After viewing surveillance video from the pool area, Murrieta police said nothing inappropriate was observed and determined the incident was accidental.
Alex’s friends and family described him as “thoughtful, caring and quick-witted.”
As we started following this story, we realized that this one may begin to start a new wave of scrutiny for teen lifeguards on the job. We also feel that we will start seeing criminal negligence cases on the rise due to more and more incidents such as this one! The time is NOW to put lifeguards on notice! If they are not doing their jobs, they could be held accountable in a court of law and criminal negligence is not something they want to deal with at all!
What is criminal negligence?
criminal negligence – (law) recklessly acting without reasonable caution and putting another person at risk of injury or death (or failing to do something with the same consequences)
We can’t even fathom why teen lifeguards do nothing especially when they have been certified as lifeguards in the first place.
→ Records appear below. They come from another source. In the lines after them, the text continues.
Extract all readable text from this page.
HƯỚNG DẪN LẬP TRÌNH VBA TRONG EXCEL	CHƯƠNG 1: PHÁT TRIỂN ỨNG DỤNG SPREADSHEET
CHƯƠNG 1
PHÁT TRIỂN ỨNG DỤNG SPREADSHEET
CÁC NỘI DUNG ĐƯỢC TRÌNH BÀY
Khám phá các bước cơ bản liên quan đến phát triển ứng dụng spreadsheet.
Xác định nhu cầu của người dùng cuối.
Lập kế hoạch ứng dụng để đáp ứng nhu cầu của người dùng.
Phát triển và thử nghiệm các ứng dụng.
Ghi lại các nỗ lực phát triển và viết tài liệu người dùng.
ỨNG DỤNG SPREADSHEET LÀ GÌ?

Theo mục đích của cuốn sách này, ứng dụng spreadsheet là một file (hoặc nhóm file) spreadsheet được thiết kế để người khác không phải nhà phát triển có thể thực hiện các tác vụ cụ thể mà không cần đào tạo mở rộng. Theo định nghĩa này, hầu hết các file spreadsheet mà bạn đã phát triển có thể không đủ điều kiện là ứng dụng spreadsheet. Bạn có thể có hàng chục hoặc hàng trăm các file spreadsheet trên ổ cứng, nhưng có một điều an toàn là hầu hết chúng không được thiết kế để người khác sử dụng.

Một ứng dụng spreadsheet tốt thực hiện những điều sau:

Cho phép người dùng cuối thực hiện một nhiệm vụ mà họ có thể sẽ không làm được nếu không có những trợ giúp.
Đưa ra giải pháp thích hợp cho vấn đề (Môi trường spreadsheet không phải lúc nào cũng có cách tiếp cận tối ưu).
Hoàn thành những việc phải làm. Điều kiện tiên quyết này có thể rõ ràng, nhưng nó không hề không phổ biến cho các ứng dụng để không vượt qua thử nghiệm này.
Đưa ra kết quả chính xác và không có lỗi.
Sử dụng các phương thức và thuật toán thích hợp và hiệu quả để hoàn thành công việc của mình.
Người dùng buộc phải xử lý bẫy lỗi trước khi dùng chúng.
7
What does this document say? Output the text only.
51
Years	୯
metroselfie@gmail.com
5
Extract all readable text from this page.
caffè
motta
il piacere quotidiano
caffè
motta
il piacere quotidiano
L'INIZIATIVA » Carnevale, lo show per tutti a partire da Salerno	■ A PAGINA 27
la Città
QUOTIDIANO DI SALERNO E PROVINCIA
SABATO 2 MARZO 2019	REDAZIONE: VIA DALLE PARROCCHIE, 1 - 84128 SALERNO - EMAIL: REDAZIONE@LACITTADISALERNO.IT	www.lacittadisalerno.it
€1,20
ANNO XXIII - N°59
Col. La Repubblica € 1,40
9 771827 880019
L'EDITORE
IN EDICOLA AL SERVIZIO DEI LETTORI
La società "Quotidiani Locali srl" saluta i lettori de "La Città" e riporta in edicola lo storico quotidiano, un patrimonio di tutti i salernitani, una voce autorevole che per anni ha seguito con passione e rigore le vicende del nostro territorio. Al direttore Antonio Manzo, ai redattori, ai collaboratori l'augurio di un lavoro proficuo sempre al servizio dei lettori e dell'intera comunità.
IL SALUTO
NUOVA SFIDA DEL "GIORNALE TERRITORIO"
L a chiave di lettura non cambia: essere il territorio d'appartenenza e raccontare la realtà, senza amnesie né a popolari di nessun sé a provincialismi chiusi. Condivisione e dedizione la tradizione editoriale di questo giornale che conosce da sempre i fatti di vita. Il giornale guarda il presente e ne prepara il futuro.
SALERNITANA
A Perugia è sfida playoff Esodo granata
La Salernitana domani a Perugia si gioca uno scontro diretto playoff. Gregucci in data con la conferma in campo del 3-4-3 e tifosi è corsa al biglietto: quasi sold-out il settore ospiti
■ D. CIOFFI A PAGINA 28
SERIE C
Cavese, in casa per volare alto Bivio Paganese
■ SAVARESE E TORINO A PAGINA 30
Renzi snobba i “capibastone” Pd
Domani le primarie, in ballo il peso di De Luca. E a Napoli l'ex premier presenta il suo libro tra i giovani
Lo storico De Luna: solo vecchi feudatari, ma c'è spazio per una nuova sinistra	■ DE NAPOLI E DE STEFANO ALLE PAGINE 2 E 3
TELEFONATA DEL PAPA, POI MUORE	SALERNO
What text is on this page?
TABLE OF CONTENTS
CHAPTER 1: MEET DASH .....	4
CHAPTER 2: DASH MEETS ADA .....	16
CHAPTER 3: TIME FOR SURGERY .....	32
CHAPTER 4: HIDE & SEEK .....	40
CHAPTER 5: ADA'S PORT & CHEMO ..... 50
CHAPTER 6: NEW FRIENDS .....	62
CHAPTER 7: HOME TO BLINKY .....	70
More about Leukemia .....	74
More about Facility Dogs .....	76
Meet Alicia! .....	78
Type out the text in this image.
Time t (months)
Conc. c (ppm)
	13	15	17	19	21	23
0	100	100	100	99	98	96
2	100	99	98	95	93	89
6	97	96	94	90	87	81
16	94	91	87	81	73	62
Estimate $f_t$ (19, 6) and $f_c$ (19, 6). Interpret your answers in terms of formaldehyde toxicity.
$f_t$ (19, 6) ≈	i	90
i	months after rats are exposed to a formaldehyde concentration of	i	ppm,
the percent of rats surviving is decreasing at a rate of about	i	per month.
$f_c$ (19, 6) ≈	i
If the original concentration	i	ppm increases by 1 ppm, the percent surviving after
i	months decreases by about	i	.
Earlier this summer we were made aware of numerous cases where teen lifeguards never went into the pool to assist a drowning victim, never initiated a search and even never applied CPR to a drowning victim. What were they thinking?
In many of those cases it was bystanders who played the part of lifeguard by pulling the drowning victim out, called 911 and administered CPR. There is something very wrong with this picture.
We feel the blame can be directed at many sources:
- Many lifeguard instructors will pass students regardless of whether they can demonstrate proficient skills instead of losing money ($175.00 to $220.00) from a student. Many of these instructors operate their training as a mill, “Get em in & Get em out!”
- The minimum age for lifeguards is currently set at 15 to 16 years of age. At that age teens do not have adequate maturity or responsibility for the job of lifeguard.
- Many facilities and private companies DO NOT provide in-service training or continuing education.
- Lifeguard curriculum has been dumbed down in order to placate lazy teens. 24 hours (2 weekends) is NOT ENOUGH time for an individual to totally absorb the lifeguard curriculum.
This fall & winter, we will be spending a lot of time dealing with this subject and will do what we can to bring this to the light. It is time that teen lifeguards be called out for their immaturity, irresponsibility and lack of seriousness for the job as a lifeguard.